Mick Imlah, ‘In Memoriam Alfred Lord Tennyson’
1
The woman sitting next to him said, ‘I don’t know if Julian’s coming, do you?’
‘I don’t, I’m afraid…’ said Rob.
‘I believe they were great friends. I’m not sure I’d recognize him now.’ She craned round. Her black hat had an inch of veil at the front, and a mauve silk flower over her right ear. No wedding-ring, but several other fine old rings, heirlooms perhaps, on other fingers. Her clothes were soft crumpled velvet and silk, black and deep red, stylish but not exactly fashionable. She smiled at him again, and he wasn’t sure if she thought she knew him, or thought quite naturally that she didn’t need to know him to speak to him. Her firm, clipped voice had a hint of mischief. ‘I fear a number of these people are going to have to stand.’ She looked round with satisfaction at the embarrassed struggles of the latest arrivals, as they clambered along the rows, or sat down abruptly and as if they didn’t mind on some impossible ledge or radiator; one old man had perched like a tennis umpire at the top of the library steps. It was still only ten to two, but events like this brought out a strange zeal in people. Rob had been lucky to find this seat, at the end of a row, but near the front. ‘Did you go to the funeral?’
‘I didn’t, I’m afraid,’ he said.
‘Nor did I. Not a fan.’
‘Oh…’
‘Of funerals, I mean. I’ve reached the age where one finds, with sore dismay, that one goes to more funerals than parties.’

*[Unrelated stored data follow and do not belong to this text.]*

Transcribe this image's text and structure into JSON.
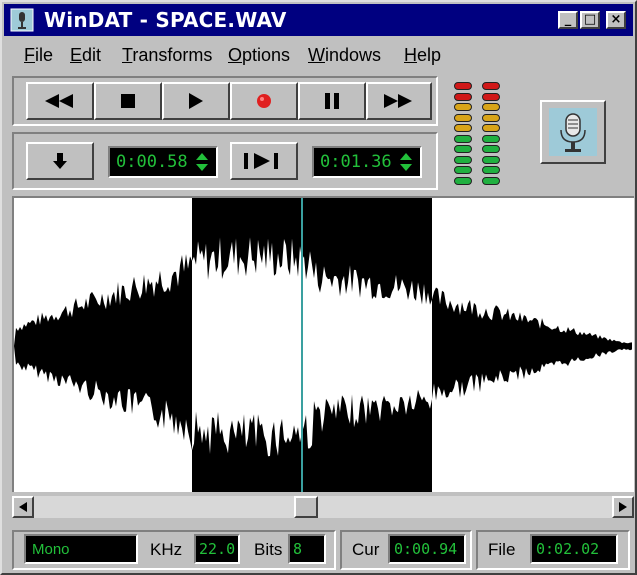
{
  "app": {
    "title": "WinDAT - SPACE.WAV"
  },
  "titlebar": {
    "min_glyph": "_",
    "max_glyph": "□",
    "close_glyph": "×"
  },
  "menu": [
    "File",
    "Edit",
    "Transforms",
    "Options",
    "Windows",
    "Help"
  ],
  "transport": {
    "buttons": [
      "rewind-icon",
      "stop-icon",
      "play-icon",
      "record-icon",
      "pause-icon",
      "fast-forward-icon"
    ],
    "record_color": "#e02020"
  },
  "position": {
    "start_time": "0:00.58",
    "end_time": "0:01.36"
  },
  "meter": {
    "led_colors": [
      "#d01818",
      "#d01818",
      "#d8a418",
      "#d8a418",
      "#d8a418",
      "#20b040",
      "#20b040",
      "#20b040",
      "#20b040",
      "#20b040"
    ]
  },
  "status": {
    "channel": "Mono",
    "khz_label": "KHz",
    "khz_value": "22.0",
    "bits_label": "Bits",
    "bits_value": "8",
    "cur_label": "Cur",
    "cur_value": "0:00.94",
    "file_label": "File",
    "file_value": "0:02.02"
  },
  "colors": {
    "title_bg": "#000080",
    "lcd_text": "#22c03a",
    "cursor_line": "#3aa0a0"
  }
}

‘I suppose you could say this was somewhere between the two…’ He opened the folded order of events, on which nine readers and speakers were listed. Inevitably, out of emotion, inexperience or sheer self-importance, almost all of them would go on too long, and the glinting wineglasses and shrouded buffet just visible at the far end of the library would not be reached till about four o’clock. The library itself was funereally splendid – Rob gazed at the tiers of leather-bound books with the sceptical, secretive eye of a professional. A broad arc of chairs filled the space and a low podium had been set up, with a lectern and a microphone. The servants, in their black jackets, were growing flustered, more chairs were brought in. An event like this must be a challenge to the routine of a club, the automatic deference due to a deceased member stretched a little thinner over this very mixed crowd. A couple of youngsters had been made to put on ties, but one group of men in leather were too far outside the dress-code for any such remedial action and had been let in unchallenged. The only other man without a tie was a lilac-vested bishop.

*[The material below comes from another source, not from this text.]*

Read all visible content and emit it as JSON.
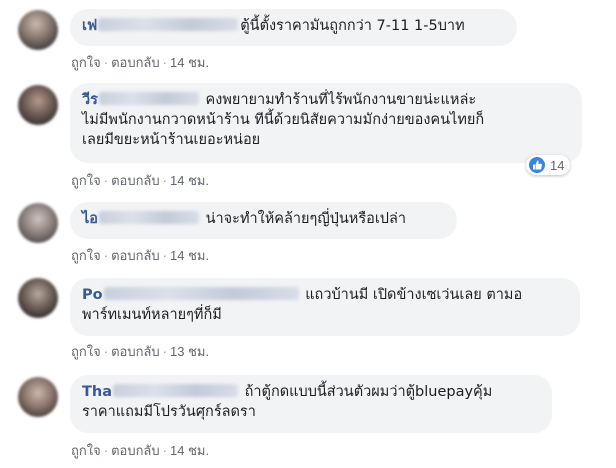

From his seat Rob had a view along the front row in profile, unmistakably members of the family, as well as people who were due to speak: he recognized Sarah Barfoot, Nigel Dupont and Desmond, Peter’s husband. Rob had had a fling with Desmond himself, ten or twelve years ago, and looked at him now with that eerie awareness of the unforeseen that lurks beneath the reassurances of any reunion. The other readers could be identified perhaps from the list. Dr James Brooke he didn’t know at all. At the far end was a man of about sixty, with a long nose and glasses on a string, looking over the typed sheets he was going to read from. He seemed somehow outside the nervous but supportive mood of the rest of the team, his own nerves perhaps concealed behind his frown and the sudden impatient glare he turned on the audience behind him; then he saw someone he knew, and gave a curt but humorous nod. Rob thought this must be Paul Bryant, the biographer.